Amid health and safety protocols, students quarantine before return to campus

Publication Date

Olivia Egan boarded an early-morning flight Monday that took her from her hometown of Napa, Calif., to Albany, N.Y. Wearing a mask, gloves and face shield, she climbed into an Uber for the 15-minute ride to campus following her cross-country flight.

A member of the Class of 2024, Egan begins her college journey in quarantine for two weeks at a local hotel, but she does not mind.

“I’m excited to get started,” she said. She plans to major in electrical engineering.

Egan is among the first wave of students who arrived this week for the fall semester. The 56 students include mostly international students and those traveling from states on New York’s travel advisory list who, because of the global pandemic, are required to quarantine for 14 days upon arrival here.

Celeste Beaudoin ’24 has her temperature checked by registered nurse Joan Thompson in the COVID-19 testing site in Memorial Field House. 

Celeste Beaudoin ’24 has her temperature checked by registered nurse Joan Thompson in the COVID-19 testing site in Memorial Field House.

First, students reported directly to the COVID-19 testing site in Memorial Field House for mandatory testing. After having their temperature taken, they were escorted to one of several curtained observation rooms. There, health professionals from the Wicker Wellness Center collected a nasal swab and sealed it in a bag labeled “Biohazard.” The sample is sent to a lab in Cambridge, Mass., and results are usually available within 24 hours, said Angela Stefanatos, director of Health Services.

After picking up a COVID kit (which includes two masks, a digital thermometer and hand sanitizer) and other materials from Residential Life staffers in the Viniar Athletic Center, students began their quarantine. Most are staying at two area hotels; some are quarantined at College Park Hall. Students who do not comply with the quarantine will be referred to the Office of Community Standards for possible disciplinary action.

The isolation of quarantine can be challenging, but Celeste Beaudoin ’24 says she is prepared.

“I’m going to try and work out in my room and find the textbooks I need for classes so I can read ahead,” said Beaudoin, of Stouffville, Ontario. She is a forward on the women’s hockey team.

Union is supporting the students in quarantine in a number of ways. The College is working with food delivery company Grubhub to provide food from downtown restaurants. Student Activities is offering a number of virtual events, including trivia night, bingo and movie watch and discussions.

There is also a Quarantine Support Squad, a group of nearly 40 staffers ranging from Student Affairs and Admissions to Athletics and College Relations. Members are in contact regularly with the students to make sure they have what they need. Health Services monitor students, as well. There is also a daily open Zoom drop-in hour for students to stay connected.

“It can be lonely and isolating to be in quarantine,” said Fran’Cee Brown-McClure, vice president for Student Affairs and Dean of Students. “We want students to know that we are here for them and that we are thinking about them.”

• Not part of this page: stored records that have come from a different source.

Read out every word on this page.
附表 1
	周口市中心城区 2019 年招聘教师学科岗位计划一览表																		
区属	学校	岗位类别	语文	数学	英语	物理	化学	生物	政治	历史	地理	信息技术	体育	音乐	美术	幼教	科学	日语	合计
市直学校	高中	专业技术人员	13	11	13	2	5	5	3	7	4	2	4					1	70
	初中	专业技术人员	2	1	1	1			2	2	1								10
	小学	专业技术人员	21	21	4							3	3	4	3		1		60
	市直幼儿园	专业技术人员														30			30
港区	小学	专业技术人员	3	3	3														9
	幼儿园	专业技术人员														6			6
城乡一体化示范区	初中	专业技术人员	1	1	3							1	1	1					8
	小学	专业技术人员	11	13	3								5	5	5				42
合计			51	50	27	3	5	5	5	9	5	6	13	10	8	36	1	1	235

While in quarantine, Egan is learning a new language, German, catching up on her reading and “watching more TV than anyone should.”

She looks forward to moving into Davidson House with her roommate when her quarantine ends. As the number of schools and universities who had planned to reopen reverse course and switch to remote learning because of a surge in COVID cases, she is confident Union will persevere.

“I’m impressed with Union’s effort to make sure we can be on campus,” she said.

Egan loves the outdoors and often goes hiking or on runs. The first thing she plans to do when she leaves the hotel?

“I’m going to set up my hammock in Jackson’s Garden and stay there all day,” she said.

Other students will be arriving on a rolling schedule between now and the first day of classes Sept. 9.